O rei da vela foi um texto dramático escrito por Oswald de Andrade em 1933 e publicada em 1937. Mais nada. Nunca foi encenada, nem em vida do autor, nem depois. Apenas em 1967 o Teatro Oficina, de São Paulo, sob a direção de José Celso Martinez Corrêa apresentou uma montagem verdadeiramente revolucionária, em todos os sentidos, daquele texto, sob a perspectiva do que se chamaria, historicamente, de Tropicalismo ou Antropofagia, para citarmos aqui o interessante livro de David George "Teatro e Antropofagia" (Global, 1985). A antropofagia tira sua referência de um manifesto escrito pelo mesmo Oswald de Andrade, em 1928, portanto, cinco anos antes de a peça ser escrita. Neste documento, Oswald de Andrade, recuperando o acontecimento histórico do aprisionamento, morte e deglutição do bispo Pero Fernandes Sardinha pelos índios brasileiros, transforma o ato antropofágico indígena, parte da cultura milenar daqueles nativos, em um símbolo da transformação cultural que deveria ocorrer em território nacional: a cultura nacional deveria inspirar-se na cultura europeia para dela apropriar-se e transformá-la em "uma outra cultura".

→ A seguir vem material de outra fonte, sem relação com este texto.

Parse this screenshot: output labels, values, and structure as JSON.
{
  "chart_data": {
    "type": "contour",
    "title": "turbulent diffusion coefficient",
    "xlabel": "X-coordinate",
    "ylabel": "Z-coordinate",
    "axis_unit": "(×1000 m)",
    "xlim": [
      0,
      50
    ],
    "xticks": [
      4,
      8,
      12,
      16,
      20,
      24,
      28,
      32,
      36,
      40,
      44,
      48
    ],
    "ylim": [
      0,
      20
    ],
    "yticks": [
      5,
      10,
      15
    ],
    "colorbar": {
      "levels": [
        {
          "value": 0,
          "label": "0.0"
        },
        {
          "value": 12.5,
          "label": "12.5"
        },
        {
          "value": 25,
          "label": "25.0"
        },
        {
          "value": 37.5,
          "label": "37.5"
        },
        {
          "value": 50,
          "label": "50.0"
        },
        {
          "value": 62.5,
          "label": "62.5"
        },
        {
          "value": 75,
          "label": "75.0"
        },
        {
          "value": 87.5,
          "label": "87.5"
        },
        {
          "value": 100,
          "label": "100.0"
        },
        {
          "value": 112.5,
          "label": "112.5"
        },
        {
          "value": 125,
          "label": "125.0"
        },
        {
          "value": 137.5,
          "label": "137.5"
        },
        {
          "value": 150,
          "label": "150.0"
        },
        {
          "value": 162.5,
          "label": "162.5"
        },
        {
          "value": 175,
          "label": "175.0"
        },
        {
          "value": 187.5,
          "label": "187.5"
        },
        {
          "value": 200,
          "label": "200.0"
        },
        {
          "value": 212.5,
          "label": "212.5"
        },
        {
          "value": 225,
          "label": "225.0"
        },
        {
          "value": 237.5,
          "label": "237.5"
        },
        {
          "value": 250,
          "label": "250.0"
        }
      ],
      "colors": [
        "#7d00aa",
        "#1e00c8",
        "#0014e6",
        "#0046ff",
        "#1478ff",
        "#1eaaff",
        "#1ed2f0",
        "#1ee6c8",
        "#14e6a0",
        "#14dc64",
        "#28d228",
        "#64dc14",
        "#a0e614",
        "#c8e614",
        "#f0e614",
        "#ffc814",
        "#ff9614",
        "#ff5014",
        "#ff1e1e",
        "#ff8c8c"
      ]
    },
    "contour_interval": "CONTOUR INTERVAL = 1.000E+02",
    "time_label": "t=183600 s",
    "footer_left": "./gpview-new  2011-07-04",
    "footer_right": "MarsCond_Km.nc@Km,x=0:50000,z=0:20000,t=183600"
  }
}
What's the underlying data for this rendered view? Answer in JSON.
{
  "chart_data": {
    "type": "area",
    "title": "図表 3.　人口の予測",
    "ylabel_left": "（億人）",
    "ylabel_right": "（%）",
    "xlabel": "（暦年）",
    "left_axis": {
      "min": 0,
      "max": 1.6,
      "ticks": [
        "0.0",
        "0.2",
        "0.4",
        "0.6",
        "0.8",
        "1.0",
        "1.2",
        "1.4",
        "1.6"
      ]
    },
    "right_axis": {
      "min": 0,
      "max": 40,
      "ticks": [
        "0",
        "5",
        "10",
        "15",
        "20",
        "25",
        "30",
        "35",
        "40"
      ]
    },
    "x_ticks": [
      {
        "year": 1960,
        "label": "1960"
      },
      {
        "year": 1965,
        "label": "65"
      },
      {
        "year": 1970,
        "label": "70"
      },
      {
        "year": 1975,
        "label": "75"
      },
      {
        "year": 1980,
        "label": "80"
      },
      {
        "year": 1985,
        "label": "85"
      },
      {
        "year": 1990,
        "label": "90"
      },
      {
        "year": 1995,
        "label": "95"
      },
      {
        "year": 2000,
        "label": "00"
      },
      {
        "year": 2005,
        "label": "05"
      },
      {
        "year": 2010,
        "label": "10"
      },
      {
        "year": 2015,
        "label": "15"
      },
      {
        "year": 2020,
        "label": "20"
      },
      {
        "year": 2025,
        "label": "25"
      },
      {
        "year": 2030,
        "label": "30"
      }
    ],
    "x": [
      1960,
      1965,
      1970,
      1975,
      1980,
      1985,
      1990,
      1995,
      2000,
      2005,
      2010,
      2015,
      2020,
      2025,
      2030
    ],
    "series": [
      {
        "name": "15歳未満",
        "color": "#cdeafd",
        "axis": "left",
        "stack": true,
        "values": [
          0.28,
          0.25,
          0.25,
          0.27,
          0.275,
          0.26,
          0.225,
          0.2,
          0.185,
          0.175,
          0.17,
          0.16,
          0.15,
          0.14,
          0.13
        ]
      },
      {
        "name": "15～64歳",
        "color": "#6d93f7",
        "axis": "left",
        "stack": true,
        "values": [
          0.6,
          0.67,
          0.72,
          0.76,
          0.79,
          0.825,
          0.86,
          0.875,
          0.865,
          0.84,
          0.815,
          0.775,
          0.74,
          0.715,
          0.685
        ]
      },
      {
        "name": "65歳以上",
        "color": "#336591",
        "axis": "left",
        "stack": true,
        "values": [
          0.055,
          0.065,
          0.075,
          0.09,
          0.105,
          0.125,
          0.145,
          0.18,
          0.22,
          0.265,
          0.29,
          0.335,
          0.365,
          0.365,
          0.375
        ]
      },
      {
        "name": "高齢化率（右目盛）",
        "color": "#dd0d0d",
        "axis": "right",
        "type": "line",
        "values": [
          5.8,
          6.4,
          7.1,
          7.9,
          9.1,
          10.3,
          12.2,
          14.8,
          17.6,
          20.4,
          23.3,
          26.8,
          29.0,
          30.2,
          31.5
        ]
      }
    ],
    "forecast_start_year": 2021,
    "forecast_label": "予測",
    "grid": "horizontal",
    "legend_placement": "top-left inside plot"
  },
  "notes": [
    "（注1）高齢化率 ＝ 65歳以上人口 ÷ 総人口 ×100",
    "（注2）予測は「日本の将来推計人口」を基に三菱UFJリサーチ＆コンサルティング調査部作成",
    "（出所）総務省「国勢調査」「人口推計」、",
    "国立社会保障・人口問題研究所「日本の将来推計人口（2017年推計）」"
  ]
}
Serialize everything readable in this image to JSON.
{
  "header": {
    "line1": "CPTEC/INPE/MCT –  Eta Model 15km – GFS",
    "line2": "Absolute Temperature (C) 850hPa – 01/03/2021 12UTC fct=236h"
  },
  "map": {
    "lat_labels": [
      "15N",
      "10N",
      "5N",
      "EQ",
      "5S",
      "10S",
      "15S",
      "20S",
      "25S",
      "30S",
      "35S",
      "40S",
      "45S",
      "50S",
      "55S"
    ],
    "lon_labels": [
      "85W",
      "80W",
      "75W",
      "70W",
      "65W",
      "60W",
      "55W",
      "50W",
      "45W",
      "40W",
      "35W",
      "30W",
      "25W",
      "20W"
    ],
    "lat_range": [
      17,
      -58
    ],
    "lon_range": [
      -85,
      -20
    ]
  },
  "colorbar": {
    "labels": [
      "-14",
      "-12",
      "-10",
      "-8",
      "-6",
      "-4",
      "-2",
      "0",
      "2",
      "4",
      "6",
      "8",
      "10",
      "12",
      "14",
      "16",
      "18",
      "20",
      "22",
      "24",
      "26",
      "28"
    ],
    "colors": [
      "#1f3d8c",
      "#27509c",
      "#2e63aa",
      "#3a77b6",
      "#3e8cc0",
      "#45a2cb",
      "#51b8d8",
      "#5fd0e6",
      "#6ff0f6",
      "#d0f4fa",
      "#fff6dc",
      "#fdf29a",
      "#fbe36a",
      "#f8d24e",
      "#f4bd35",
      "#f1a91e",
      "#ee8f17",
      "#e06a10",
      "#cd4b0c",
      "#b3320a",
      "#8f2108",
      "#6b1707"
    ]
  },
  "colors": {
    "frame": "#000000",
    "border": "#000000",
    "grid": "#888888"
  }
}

A montagem de O rei da vela, pelo Oficina, não deixava de provocar, ele mesmo espetáculo, uma dupla antropofagia: aquela que o texto propunha, e a transformação que a leitura do texto sofria. Em sendo um texto eminentemente inspirado na teoria marxista da economia, ao mesmo tempo em que desenvolvia estas ideias apresentava-as numa encenação feérica, grandiloquente (à maneira da ópera italiana, devidamente combinada com a tradição da comédia de revistas francesa e do espetáculo de cabaret alemão), escrachado, irônico, que tanto dava saltos temáticos em suas cenas e obrigava o leitor/espectador a fazer as aproximações dos acontecimentos por sua conta a risco, à maneira da montagem cinematográfica, quanto recuperava a tradição dos entrudos e dos desfiles medievais carnavalescos, segundo bem compreendeu Mikhail Backhtin, misturando tudo com chocalhos nativos, máscaras africanas e regras impiedosas do capitalismo ocidental.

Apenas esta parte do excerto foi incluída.